The EU-funded Clean IT Project can basically be summed up with Sophisticated Cat, a bunch of painfully out of touch people coming up with Big Ideas to solve this problem called “The Internet.” They originally wanted spyware built into your OS and browser, because that was an awesome idea, but have instead settling for crowdsourcing their discovery of terrorism on the Internet, in the form of a “browser-based reporting mechanism [that] could be developed to allow end users to report terrorist use of the Internet.”
Why do they want a “flag this as terrorism” button, built into every browser? Because of this “challenge” (link is to PDF):
While content portals (like social networks, image or video portals) can offer ‘flagging’ opportunities, other platforms (like hosted websites) often lack such a mechanism.

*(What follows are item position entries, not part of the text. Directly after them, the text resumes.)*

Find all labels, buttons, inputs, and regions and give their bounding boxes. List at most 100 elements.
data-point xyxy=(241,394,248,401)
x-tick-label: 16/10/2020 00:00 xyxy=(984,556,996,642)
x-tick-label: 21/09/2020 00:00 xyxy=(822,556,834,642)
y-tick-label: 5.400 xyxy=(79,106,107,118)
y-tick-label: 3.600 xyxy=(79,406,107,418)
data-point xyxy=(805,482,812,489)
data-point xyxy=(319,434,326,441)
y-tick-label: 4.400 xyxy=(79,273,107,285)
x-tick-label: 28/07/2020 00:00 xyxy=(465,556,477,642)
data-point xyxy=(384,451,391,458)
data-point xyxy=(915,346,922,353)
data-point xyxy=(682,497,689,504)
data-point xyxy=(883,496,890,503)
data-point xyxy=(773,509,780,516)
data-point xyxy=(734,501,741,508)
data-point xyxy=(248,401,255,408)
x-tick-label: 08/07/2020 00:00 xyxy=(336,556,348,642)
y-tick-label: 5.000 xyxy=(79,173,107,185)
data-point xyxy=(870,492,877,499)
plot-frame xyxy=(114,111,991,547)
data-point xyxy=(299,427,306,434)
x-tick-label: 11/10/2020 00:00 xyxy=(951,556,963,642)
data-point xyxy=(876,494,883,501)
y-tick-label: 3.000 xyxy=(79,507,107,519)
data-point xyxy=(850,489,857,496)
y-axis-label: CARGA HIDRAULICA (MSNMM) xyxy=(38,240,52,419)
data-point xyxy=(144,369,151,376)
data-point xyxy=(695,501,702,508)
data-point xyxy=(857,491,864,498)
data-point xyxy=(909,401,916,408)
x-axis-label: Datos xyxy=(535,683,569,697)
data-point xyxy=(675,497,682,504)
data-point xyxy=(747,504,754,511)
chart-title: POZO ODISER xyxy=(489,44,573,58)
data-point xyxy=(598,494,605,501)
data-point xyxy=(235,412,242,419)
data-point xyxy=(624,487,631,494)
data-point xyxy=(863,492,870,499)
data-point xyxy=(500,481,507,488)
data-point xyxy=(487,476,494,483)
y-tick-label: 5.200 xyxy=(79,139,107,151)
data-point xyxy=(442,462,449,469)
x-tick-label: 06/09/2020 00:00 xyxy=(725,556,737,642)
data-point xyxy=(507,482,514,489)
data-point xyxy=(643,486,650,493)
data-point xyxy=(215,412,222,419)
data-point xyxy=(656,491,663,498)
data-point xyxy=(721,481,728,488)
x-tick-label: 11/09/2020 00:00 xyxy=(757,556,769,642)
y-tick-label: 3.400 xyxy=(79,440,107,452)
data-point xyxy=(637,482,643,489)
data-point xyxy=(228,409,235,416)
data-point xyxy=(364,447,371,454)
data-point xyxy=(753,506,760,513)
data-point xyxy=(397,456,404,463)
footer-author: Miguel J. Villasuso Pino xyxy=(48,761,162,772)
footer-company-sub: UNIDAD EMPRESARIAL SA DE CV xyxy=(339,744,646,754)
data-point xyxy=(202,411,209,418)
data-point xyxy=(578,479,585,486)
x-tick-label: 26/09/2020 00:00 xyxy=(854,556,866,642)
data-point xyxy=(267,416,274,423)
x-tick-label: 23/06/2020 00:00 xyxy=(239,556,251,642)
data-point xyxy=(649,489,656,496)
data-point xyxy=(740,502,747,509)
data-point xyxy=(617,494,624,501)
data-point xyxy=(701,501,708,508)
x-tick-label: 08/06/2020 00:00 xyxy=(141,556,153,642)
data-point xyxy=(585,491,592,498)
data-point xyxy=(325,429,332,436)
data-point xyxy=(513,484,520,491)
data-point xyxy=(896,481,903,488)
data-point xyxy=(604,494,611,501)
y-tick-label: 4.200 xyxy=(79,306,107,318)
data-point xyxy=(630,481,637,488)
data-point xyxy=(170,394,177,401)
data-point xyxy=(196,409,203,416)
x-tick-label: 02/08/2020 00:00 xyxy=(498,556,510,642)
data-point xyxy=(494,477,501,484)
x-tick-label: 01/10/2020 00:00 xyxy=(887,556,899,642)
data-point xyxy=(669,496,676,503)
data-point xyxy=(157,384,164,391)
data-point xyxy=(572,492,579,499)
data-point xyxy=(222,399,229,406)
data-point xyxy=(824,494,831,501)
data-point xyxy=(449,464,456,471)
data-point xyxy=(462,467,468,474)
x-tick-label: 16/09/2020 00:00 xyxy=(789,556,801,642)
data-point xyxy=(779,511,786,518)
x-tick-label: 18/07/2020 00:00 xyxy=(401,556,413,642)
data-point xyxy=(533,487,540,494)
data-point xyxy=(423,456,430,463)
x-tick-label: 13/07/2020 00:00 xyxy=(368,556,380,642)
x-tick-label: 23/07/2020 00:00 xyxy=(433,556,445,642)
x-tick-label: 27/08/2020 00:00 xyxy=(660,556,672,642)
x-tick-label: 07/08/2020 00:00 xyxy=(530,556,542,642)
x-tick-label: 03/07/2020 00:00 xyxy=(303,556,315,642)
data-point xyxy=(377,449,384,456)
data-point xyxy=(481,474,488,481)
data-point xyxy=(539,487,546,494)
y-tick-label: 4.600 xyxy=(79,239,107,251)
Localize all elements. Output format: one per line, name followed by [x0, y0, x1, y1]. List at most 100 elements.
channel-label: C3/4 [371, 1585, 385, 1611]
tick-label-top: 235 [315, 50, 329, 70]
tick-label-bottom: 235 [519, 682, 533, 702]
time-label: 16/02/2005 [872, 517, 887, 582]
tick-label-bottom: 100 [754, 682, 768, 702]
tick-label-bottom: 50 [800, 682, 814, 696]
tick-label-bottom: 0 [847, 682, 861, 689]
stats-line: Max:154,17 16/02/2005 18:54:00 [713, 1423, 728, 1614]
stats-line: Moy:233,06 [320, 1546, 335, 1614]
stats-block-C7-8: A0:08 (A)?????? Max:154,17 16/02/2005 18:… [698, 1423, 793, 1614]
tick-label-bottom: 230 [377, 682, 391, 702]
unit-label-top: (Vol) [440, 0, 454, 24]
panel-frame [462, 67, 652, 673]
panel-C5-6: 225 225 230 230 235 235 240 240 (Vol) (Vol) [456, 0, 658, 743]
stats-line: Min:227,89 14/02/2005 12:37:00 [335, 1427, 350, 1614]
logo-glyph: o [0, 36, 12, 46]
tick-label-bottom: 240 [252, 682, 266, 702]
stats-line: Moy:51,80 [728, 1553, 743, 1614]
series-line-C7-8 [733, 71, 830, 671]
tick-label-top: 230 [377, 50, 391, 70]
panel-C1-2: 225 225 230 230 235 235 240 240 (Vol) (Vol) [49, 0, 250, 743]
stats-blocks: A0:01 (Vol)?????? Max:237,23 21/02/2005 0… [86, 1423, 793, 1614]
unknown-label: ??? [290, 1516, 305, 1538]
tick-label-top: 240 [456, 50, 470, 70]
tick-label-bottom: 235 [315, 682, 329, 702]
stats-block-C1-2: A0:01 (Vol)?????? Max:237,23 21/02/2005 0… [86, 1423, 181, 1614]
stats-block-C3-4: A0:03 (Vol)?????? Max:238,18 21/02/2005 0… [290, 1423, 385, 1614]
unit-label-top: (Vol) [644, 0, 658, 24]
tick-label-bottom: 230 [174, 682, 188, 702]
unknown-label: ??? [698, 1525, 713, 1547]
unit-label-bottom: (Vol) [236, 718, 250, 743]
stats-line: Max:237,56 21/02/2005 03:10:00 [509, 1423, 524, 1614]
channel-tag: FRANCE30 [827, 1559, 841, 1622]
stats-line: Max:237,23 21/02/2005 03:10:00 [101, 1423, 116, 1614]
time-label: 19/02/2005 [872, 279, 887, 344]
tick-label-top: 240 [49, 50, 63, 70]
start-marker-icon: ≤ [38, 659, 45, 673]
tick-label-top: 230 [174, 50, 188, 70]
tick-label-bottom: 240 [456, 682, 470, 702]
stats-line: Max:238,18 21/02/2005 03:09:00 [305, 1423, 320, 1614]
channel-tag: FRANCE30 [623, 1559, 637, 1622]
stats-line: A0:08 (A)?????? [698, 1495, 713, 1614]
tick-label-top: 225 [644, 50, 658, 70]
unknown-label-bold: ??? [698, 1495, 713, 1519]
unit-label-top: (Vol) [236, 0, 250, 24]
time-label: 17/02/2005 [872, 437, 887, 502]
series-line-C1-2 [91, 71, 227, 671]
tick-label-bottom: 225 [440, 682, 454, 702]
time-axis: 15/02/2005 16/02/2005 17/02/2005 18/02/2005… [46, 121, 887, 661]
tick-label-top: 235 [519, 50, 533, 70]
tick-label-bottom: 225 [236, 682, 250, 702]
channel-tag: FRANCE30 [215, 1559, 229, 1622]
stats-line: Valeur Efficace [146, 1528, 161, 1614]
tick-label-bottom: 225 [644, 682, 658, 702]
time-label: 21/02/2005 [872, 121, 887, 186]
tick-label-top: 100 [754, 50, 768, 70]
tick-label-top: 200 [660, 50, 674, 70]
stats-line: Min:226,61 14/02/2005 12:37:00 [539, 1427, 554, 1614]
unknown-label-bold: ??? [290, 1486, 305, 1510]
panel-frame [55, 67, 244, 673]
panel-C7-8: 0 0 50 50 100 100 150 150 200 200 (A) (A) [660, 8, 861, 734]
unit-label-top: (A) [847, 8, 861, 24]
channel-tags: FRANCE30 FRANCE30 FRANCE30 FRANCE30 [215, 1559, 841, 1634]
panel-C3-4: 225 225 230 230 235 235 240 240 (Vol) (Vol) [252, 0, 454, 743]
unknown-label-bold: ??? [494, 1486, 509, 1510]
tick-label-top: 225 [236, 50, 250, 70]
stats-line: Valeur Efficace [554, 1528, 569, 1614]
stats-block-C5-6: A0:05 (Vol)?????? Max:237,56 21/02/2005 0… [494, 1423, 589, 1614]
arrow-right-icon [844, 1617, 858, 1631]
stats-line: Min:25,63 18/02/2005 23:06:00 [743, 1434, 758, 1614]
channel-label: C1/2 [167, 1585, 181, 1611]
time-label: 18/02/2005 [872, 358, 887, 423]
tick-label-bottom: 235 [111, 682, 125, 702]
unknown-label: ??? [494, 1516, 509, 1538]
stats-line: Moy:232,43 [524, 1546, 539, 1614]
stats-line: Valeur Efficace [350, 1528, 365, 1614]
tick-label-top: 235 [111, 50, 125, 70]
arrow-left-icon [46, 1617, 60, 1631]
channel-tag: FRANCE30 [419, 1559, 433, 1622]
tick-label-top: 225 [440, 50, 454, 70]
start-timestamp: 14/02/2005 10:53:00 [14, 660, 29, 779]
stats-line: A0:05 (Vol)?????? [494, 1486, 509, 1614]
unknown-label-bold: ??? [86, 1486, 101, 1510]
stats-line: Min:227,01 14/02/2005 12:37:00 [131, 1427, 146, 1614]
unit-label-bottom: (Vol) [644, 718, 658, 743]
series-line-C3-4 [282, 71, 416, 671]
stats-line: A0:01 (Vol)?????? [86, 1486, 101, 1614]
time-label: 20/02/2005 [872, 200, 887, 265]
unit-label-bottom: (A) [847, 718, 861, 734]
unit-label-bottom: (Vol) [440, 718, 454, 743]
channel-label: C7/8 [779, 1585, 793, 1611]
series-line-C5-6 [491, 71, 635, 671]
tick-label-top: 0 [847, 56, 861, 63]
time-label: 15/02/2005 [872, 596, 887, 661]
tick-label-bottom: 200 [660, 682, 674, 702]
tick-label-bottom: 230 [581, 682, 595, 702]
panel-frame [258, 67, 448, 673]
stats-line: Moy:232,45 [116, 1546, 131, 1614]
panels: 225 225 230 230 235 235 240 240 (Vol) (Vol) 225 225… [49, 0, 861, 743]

Moreover, there is not one international, user-friendly reporting mechanism available to all Internet users, irrespective of which part of the Internet they are using at the moment they notice what they think is terrorist use of the Internet.
So, essentially, the Clean IT Project is saying that people who inadvertently wind up on terrorist websites, of which we are sure there are legions, desperately need an ability to hit a button and tell somebody that “Holy crap! I found terrorism!”
We’ve got to admire their unbridled optimism and belief that most people are willing to chip in. On the other hand, we’ve also got to wonder if anybody, anywhere, involved in the Clean IT Project has heard of trolling. Or even comprehends human nature.
That said, none of this seems to be binding: It’s just a collection of “best practices” that a bunch of people who are Officially Smarter Than You have decided are what’s best for the Internet. In other words, it’s like that binder you got on the first day of the job that you cracked once, realized has nothing to do with your job, and currently props up your desk.